An Akka/Scala promise that requires two actors to complete

一个人想着一个人 提交于 2019-12-06 13:20:34

You are right not to want to use ask -- that should be avoided when possible.

Here is how you can send Promises to buyer and seller actors, then compose the corresponding Futures and arrange to process the transaction when the Promises are fulfilled.

import scala.concurrent.{future, promise}
import scala.concurrent.ExecutionContext.Implicits.global

val  fundsPromise = promise[Funds]
val sharesPromise = promise[Shares]

 buyerActor ! GetFunds(amount, fundsPromise)
sellerActor ! GetShares(numShares, stock, sharesPromise)

val futureFunds =   fundsPromise.future
val futureShares = sharesPromise.future

val purchase =
  for { funds <- futureFunds; shares <- futureShares }
    yield transact(funds, shares)

purchase onComplete {
  case Success(transactionResult) =>
     buyerActor ! PutShares(numShares)
    sellerActor ! PutFunds(amount)
    // tell somebody it worked
  case Failure(t) =>
    futureFunds  onSuccess { case _ =>  buyerActor ! PutFunds(amount) }
    futureShares onSuccess { case _ => sellerActor ! PutShares(numShares) }
    // tell somebody it failed because of t
}

Note that the ultimate result can be failure for several reasons: because you could not get the funds from the buyer, because you could not get the shares from the seller, or because something went wrong in transact.
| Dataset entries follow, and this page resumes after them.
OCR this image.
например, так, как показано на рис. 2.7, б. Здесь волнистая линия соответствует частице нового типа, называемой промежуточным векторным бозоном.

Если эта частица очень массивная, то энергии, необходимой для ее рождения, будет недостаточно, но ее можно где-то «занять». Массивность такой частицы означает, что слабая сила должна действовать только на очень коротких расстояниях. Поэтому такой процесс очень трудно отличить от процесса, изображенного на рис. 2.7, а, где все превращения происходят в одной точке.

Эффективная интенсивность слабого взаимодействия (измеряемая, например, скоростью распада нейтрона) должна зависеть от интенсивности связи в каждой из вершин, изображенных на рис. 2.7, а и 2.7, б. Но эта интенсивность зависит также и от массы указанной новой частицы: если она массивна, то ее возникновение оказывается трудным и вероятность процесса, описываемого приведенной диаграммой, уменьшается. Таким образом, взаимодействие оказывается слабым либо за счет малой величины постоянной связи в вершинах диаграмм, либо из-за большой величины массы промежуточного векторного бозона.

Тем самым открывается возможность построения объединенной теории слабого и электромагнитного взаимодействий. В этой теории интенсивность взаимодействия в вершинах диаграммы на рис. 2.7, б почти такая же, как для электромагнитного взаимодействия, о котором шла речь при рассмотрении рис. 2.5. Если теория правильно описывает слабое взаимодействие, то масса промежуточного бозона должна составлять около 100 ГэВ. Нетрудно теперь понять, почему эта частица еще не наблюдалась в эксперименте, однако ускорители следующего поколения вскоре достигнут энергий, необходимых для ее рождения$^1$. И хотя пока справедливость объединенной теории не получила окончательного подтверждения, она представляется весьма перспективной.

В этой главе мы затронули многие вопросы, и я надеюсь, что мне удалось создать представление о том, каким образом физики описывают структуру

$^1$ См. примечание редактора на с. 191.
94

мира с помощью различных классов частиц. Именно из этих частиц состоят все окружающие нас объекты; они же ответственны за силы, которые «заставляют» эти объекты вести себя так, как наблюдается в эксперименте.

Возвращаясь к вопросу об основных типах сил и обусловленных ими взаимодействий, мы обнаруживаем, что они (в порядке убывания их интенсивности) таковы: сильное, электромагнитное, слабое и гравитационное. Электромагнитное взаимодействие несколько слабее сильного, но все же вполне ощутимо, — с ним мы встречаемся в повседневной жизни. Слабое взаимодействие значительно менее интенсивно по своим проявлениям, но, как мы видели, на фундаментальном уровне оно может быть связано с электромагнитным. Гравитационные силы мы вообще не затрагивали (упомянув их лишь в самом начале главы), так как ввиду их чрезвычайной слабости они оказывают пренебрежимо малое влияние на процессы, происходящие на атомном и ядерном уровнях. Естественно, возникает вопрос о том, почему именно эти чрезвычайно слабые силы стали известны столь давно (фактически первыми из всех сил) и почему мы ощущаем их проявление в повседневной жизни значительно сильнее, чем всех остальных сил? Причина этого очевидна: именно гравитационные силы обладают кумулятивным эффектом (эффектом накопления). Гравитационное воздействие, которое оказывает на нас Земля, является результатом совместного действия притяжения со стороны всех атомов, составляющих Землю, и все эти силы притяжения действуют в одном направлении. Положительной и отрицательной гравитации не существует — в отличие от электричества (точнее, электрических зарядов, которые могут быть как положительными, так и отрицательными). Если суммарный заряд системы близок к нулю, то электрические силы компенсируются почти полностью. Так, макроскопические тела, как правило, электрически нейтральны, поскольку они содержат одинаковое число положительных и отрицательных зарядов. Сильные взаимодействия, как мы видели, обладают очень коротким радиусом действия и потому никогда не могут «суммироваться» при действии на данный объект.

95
So on failure we check the funds and shares futures to see whether we got them, and if so we give back what we took.

Also note that we close over amount and numShares in futures, which means that you want them to be vals. If they were vars, you could end up using the wrong values when the futures actually run.

As bsmk points out, this assumes that buyerActor and sellerActor are in the same JVM as the above code. If not, you could have a local actor handle the promise upon hearing from the remote actor; if there is a better way, please let me know in the comments.

You could do something like the following:

def querySellingActor(seller : ActorRef) : Future[Boolean] = ???
def queryBuyingActor(buyer : ActorRef ) : Future[Boolean] = ???

// Calling these outside the for-comprehension 
// ensures that they are really parallel
val f1 = querySellingActor(sellerActor)
val f2 = queryBuyingActor(buyerActor)

val niceResult = for{
   sellerCanSell <- f1
   buyerCanBuy <- f2
} yield { sellerCanSell && buyerCanBuy }

niceResult is now a Future[Boolean] that can be passed around and you can install your call-backs on it.

I would use the short lived actor pattern, you should use the ask pattern only if you really need to:

case object TransactionTimeout
case class NewTransaction(buyer: ActorRef, seller: ActorRef)

class TransactionHandlerActor extends Actor with ActorLogging {

  var _scheduled: Cancellable = null
  var resultReceiver = Actor.noSender
  var hasBuyerAnswered = false
  var hasSellerAnswered = false

  def receive: Receive = {
    case NewTransaction(buyer, seller) =>
      resultReceiver = sender()
      buyer ! BuyRequest(...)
      seller ! SellRequest(...)
      _scheduled = context.system.scheduler.scheduleOnce(5 seconds)(self ! TransactionTimeout)

    case TransactionTimeout =>
      resultReceiver ! TransactionError(...)
      context.stop(self)

    case BuyerResponse(...) =>
      hasBuyerAnswered = true
      checkIfComplete()
    case SellerResponse(...) =>
      hasSellerAnswered = true
      checkIfComplete()
  }

  def checkIfComplete() = {
    if(hasBuyerAnswered && hasSellerAnswered) {
      /* finalize operation */
      resultReceiver ! TransactionCompleted(...)
      _scheduled.cancel()
      context.stop(self)
    }
  }
}

Basically the temporary actor handles the transaction and stops himself when finished, the timeout is there to ensure that he won't wait forever for a response. This is a very simple example of what you can do, code is untested.